Néanmoins, ces souris étaient très pieuses et priaient beaucoup le Seigneur pour qu’elles soient débarrassées d’une façon ou d’une autre de ce diable poilu et moustachu qui les terrorisait. Et à force de prier avec humilité et sincérité, leurs prières semblèrent apparemment exaucées. C’est ce que décréta en effet la grande prêtresse des souris quand elle vit le chat porter le Bouddha autour du cou.
Elle fit alors sonner les cloches, réunit toutes ses souris et au comble de l’exaltation mystique, annonça que le miracle tant attendu était enfin arrivé, que leur hydre assoiffée de sang s’était converti au bouddhisme, preuve à l’appui du Bouddha en pendentif.
De ce fait, il était nécessairement devenu non violent et qui plus est, végétarien. Autant de bonnes raisons pour reconnaître à travers cet événement la manifestation de la Bonté divine qui les libéraient enfin du monstre.
La grande prêtresse décida d'organiser une grande fête de remerciements.
Le soir même, endimanchées, pomponnées, parfumées et le missel sous le bras, la gent souris fut fin prête pour la grand-messe.
Cependant, on n’osait guère s’aventurer hors de son trou, la foi a quand même ses limites, d’autant que le matou trônait en pleine vue au beau milieu du grenier, les yeux mi-clos.
Aveuglée par la Foi, la grande prêtresse harangua alors ses troupes pacifistes :
- Souris de peu de Foi, sortez de vos trous ! venez sans crainte louer le Seigneur et le remercier pour ce miracle !
Mais personne n’osait toujours avancer… Désignant le chat, elle s’écria encore :
- Espèces d’incrédules ! ne voyez-vous donc pas qu’il médite !

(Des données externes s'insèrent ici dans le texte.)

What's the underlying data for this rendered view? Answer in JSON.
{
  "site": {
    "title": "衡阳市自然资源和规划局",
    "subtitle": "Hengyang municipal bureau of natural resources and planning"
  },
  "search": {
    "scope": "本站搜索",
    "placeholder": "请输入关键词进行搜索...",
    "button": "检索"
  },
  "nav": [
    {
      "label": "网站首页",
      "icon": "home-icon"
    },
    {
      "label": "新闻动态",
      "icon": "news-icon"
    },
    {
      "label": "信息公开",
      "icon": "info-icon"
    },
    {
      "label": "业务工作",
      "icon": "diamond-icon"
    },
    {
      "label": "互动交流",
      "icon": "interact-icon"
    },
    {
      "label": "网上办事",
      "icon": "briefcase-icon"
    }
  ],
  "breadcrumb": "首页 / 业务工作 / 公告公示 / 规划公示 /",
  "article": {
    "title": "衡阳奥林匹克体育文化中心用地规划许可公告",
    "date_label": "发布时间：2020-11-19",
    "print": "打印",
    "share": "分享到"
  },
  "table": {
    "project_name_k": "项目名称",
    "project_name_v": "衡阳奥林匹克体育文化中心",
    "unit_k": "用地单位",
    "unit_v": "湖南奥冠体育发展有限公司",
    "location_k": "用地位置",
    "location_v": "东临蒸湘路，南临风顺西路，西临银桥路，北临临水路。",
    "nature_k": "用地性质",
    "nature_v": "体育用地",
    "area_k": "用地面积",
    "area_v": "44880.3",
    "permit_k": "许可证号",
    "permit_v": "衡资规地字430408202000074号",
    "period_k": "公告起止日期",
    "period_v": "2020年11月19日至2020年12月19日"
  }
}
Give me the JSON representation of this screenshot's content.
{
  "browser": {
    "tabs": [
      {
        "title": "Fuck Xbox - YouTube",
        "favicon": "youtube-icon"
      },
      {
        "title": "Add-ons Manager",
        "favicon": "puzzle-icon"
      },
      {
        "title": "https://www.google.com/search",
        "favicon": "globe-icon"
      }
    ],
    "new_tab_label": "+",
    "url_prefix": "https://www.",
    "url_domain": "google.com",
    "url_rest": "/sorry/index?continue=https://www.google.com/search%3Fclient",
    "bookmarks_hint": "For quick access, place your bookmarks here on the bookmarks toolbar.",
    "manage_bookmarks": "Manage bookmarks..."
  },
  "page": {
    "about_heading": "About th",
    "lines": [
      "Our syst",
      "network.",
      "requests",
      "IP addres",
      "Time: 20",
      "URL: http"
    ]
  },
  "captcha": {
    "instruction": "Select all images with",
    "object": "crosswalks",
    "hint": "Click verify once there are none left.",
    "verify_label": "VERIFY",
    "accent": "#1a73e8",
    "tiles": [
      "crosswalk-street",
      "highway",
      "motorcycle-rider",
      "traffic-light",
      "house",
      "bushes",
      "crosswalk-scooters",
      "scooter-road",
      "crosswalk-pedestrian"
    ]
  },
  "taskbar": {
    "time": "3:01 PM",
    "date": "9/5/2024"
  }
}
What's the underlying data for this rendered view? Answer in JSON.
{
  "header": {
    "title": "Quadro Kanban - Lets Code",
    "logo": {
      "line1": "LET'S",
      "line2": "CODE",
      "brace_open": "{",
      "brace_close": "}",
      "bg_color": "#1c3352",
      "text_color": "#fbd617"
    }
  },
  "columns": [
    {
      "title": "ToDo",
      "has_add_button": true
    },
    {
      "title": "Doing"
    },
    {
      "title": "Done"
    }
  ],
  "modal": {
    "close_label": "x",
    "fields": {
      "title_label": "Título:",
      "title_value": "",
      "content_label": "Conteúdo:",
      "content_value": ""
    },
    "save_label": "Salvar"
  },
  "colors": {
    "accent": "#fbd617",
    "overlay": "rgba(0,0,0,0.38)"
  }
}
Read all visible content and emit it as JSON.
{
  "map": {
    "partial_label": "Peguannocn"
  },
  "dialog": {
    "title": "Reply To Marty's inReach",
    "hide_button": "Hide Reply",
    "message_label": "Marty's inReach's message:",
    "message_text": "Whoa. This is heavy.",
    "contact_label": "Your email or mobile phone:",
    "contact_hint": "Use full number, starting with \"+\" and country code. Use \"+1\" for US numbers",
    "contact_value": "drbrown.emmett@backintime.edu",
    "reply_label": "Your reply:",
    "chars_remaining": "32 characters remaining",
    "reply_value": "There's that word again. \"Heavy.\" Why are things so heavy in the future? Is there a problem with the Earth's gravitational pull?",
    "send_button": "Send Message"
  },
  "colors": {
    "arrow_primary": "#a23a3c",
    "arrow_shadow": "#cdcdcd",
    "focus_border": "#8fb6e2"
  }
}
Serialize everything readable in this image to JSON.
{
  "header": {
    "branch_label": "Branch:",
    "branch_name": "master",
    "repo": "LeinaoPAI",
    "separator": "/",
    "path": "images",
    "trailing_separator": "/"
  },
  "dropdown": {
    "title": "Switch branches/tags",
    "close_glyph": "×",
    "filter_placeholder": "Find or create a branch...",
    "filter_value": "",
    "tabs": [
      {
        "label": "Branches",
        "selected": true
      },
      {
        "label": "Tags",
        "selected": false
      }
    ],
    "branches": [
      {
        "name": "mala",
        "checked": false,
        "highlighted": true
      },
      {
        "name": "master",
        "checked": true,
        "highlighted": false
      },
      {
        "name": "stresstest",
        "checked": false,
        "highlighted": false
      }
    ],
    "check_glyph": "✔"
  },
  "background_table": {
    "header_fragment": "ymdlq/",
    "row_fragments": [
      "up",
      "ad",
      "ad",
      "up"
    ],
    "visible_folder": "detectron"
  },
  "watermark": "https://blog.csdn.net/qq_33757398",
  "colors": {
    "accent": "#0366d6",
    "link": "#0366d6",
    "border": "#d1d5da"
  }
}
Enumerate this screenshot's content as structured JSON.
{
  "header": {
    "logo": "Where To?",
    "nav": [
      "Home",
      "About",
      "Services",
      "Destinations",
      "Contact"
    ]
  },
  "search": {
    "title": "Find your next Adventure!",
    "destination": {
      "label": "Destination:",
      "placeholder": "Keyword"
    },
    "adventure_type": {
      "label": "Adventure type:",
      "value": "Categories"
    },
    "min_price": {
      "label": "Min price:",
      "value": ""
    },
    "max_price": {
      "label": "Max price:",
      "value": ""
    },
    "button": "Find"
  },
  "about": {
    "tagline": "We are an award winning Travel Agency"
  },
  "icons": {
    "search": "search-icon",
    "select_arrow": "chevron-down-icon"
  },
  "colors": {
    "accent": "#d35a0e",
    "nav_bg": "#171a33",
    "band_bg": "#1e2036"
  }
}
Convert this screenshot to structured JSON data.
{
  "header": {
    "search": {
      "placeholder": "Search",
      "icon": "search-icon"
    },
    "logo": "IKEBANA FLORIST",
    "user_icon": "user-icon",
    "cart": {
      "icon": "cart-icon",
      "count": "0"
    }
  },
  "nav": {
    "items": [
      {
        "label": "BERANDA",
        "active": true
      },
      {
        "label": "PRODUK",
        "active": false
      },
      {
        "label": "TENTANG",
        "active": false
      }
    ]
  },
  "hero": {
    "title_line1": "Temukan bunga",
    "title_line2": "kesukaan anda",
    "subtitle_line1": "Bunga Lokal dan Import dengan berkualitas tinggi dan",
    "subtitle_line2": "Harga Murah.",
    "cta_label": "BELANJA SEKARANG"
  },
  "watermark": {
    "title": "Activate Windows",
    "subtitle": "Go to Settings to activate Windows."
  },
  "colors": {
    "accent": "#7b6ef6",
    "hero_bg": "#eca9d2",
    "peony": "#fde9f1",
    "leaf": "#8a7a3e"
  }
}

Cet argument massue finit par décider la troupe qui s’avança naïvement vers le chat.
Quand toutes furent enfin sorties et suffisamment près de lui, le matou tel un fauve bondit et fit un carnage...
L’une des rares survivantes qui avait pu se traîner jusqu’à son trou, apercevant la grande prêtresse des souris qui avait dirigé fort prudemment les manœuvres, bien à l’abri depuis l’arrière, lui demanda des comptes.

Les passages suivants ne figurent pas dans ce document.